ERP solutions are, by their very nature, tied into every aspect of the business. Like a nervous and respiratory system rolled into one, the integrated ERP platform captures end-to-end product data across a digitally connected supply chain.
This is essential to calculating the true cost of compliance for manufacturers. Any change to the manufacturing process can be acted on with the touch of a button to ensure that products are still profitable and, crucially, affordable for their customers.
Green chain
It is important to understand what we mean by a “digitally connected supply chain”. The data the system gathers covers every link in the chain. With today’s heightened scrutiny, businesses are on display to the communities they serve. They have made public pledges on carbon emissions, waste, water usage, energy consumption, and more.

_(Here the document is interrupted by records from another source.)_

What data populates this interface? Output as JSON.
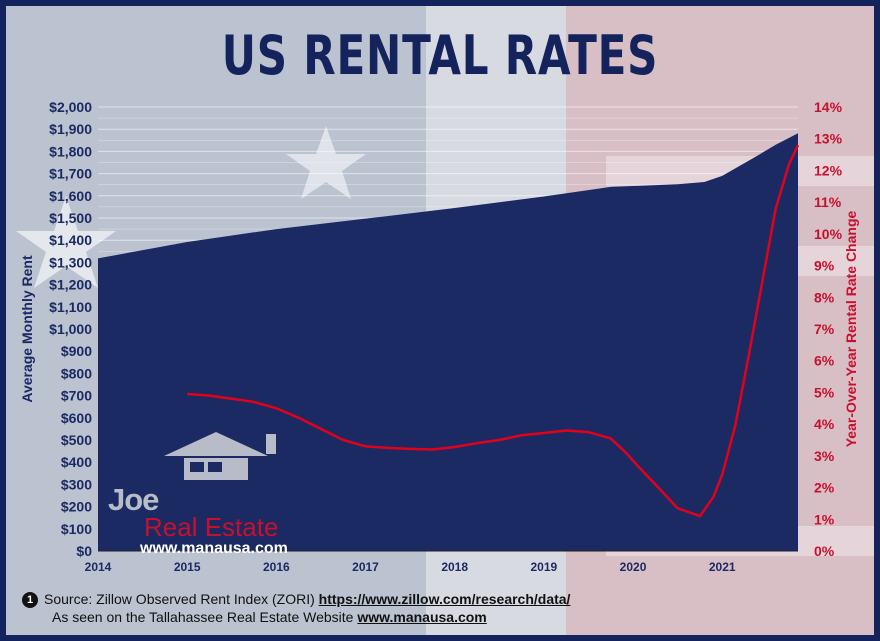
{
  "title": "US RENTAL RATES",
  "chart_data": {
    "type": "area",
    "title": "US RENTAL RATES",
    "xlabel": "",
    "ylabel": "Average Monthly Rent",
    "y2label": "Year-Over-Year Rental Rate Change",
    "x_ticks": [
      "2014",
      "2015",
      "2016",
      "2017",
      "2018",
      "2019",
      "2020",
      "2021"
    ],
    "xlim": [
      2014,
      2021.85
    ],
    "ylim": [
      0,
      2000
    ],
    "y_ticks": [
      "$0",
      "$100",
      "$200",
      "$300",
      "$400",
      "$500",
      "$600",
      "$700",
      "$800",
      "$900",
      "$1,000",
      "$1,100",
      "$1,200",
      "$1,300",
      "$1,400",
      "$1,500",
      "$1,600",
      "$1,700",
      "$1,800",
      "$1,900",
      "$2,000"
    ],
    "y2lim": [
      0,
      14
    ],
    "y2_ticks": [
      "0%",
      "1%",
      "2%",
      "3%",
      "4%",
      "5%",
      "6%",
      "7%",
      "8%",
      "9%",
      "10%",
      "11%",
      "12%",
      "13%",
      "14%"
    ],
    "grid": true,
    "series": [
      {
        "axis": "left",
        "kind": "area",
        "color": "#1b2a63",
        "x": [
          2014.0,
          2015.0,
          2016.0,
          2017.0,
          2018.0,
          2019.0,
          2019.75,
          2020.5,
          2020.8,
          2021.0,
          2021.35,
          2021.6,
          2021.85
        ],
        "y": [
          1318,
          1392,
          1450,
          1497,
          1545,
          1597,
          1640,
          1652,
          1662,
          1690,
          1770,
          1830,
          1882
        ]
      },
      {
        "axis": "right",
        "kind": "line",
        "color": "#e3001b",
        "x": [
          2015.0,
          2015.25,
          2015.5,
          2015.75,
          2016.0,
          2016.25,
          2016.5,
          2016.75,
          2017.0,
          2017.25,
          2017.5,
          2017.75,
          2018.0,
          2018.25,
          2018.5,
          2018.75,
          2019.0,
          2019.25,
          2019.5,
          2019.75,
          2019.92,
          2020.08,
          2020.25,
          2020.5,
          2020.75,
          2020.9,
          2021.0,
          2021.15,
          2021.3,
          2021.45,
          2021.6,
          2021.75,
          2021.85
        ],
        "y": [
          4.95,
          4.9,
          4.8,
          4.7,
          4.5,
          4.2,
          3.85,
          3.5,
          3.3,
          3.25,
          3.22,
          3.2,
          3.28,
          3.4,
          3.5,
          3.65,
          3.72,
          3.8,
          3.75,
          3.55,
          3.1,
          2.6,
          2.1,
          1.35,
          1.1,
          1.7,
          2.4,
          4.0,
          6.2,
          8.5,
          10.8,
          12.2,
          12.8
        ]
      }
    ]
  },
  "logo": {
    "joe": "Joe",
    "manausa": "Manausa",
    "real_estate": "Real Estate",
    "url": "www.manausa.com"
  },
  "footer": {
    "badge": "1",
    "source": "Source: Zillow Observed Rent Index (ZORI)",
    "link": "https://www.zillow.com/research/data/",
    "seen_on": "As seen on the Tallahassee Real Estate Website",
    "site": "www.manausa.com"
  },
  "colors": {
    "navy": "#1b2a63",
    "red": "#e3001b",
    "axis_red": "#c8102e"
  }
}
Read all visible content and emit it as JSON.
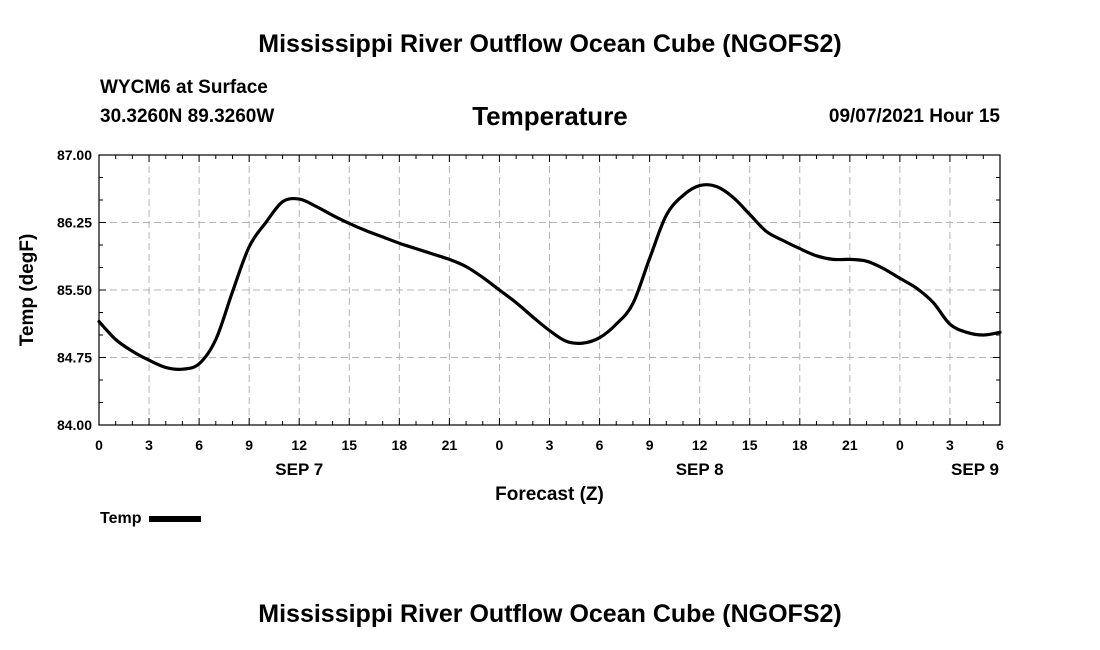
{
  "page": {
    "title_top": "Mississippi River Outflow Ocean Cube (NGOFS2)",
    "title_bottom": "Mississippi River Outflow Ocean Cube (NGOFS2)",
    "station": "WYCM6 at Surface",
    "coords": "30.3260N  89.3260W",
    "datetime": "09/07/2021 Hour 15"
  },
  "chart_data": {
    "type": "line",
    "title": "Temperature",
    "xlabel": "Forecast (Z)",
    "ylabel": "Temp (degF)",
    "ylim": [
      84.0,
      87.0
    ],
    "xlim": [
      0,
      54
    ],
    "yticks": [
      "84.00",
      "84.75",
      "85.50",
      "86.25",
      "87.00"
    ],
    "yticks_values": [
      84.0,
      84.75,
      85.5,
      86.25,
      87.0
    ],
    "xticks_hours": [
      0,
      3,
      6,
      9,
      12,
      15,
      18,
      21,
      24,
      27,
      30,
      33,
      36,
      39,
      42,
      45,
      48,
      51,
      54
    ],
    "xtick_labels": [
      "0",
      "3",
      "6",
      "9",
      "12",
      "15",
      "18",
      "21",
      "0",
      "3",
      "6",
      "9",
      "12",
      "15",
      "18",
      "21",
      "0",
      "3",
      "6"
    ],
    "day_labels": [
      {
        "hour": 12,
        "label": "SEP 7"
      },
      {
        "hour": 36,
        "label": "SEP 8"
      },
      {
        "hour": 52.5,
        "label": "SEP 9"
      }
    ],
    "grid": true,
    "legend": {
      "label": "Temp",
      "position": "bottom-left"
    },
    "series": [
      {
        "name": "Temp",
        "color": "#000000",
        "x": [
          0,
          1,
          2,
          3,
          4,
          5,
          6,
          7,
          8,
          9,
          10,
          11,
          12,
          13,
          14,
          15,
          16,
          17,
          18,
          19,
          20,
          21,
          22,
          23,
          24,
          25,
          26,
          27,
          28,
          29,
          30,
          31,
          32,
          33,
          34,
          35,
          36,
          37,
          38,
          39,
          40,
          41,
          42,
          43,
          44,
          45,
          46,
          47,
          48,
          49,
          50,
          51,
          52,
          53,
          54
        ],
        "values": [
          85.15,
          84.95,
          84.82,
          84.72,
          84.64,
          84.62,
          84.68,
          84.95,
          85.48,
          85.98,
          86.25,
          86.48,
          86.51,
          86.43,
          86.33,
          86.24,
          86.16,
          86.09,
          86.02,
          85.96,
          85.9,
          85.84,
          85.76,
          85.64,
          85.5,
          85.36,
          85.2,
          85.05,
          84.93,
          84.91,
          84.97,
          85.12,
          85.35,
          85.85,
          86.33,
          86.55,
          86.66,
          86.65,
          86.53,
          86.34,
          86.15,
          86.05,
          85.96,
          85.88,
          85.84,
          85.84,
          85.82,
          85.74,
          85.63,
          85.52,
          85.36,
          85.12,
          85.03,
          85.0,
          85.03
        ]
      }
    ]
  }
}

A connected public, and the regulators and governments that represent them, cannot be fooled for long. An enterprise can no longer claim to be ‘green’ if the companies it buys from are not. Transparency is critical, and so genuine compliance is unavoidable.
This new push for sustainability in supply chains is not a cynical matter of ‘if you can’t beat them, join them’. It is nothing less than an opportunity to lead and establish a legacy that outlasts the crisis. ERP systems are therefore a tool for visionaries who can champion change and, in a very real sense, save the world.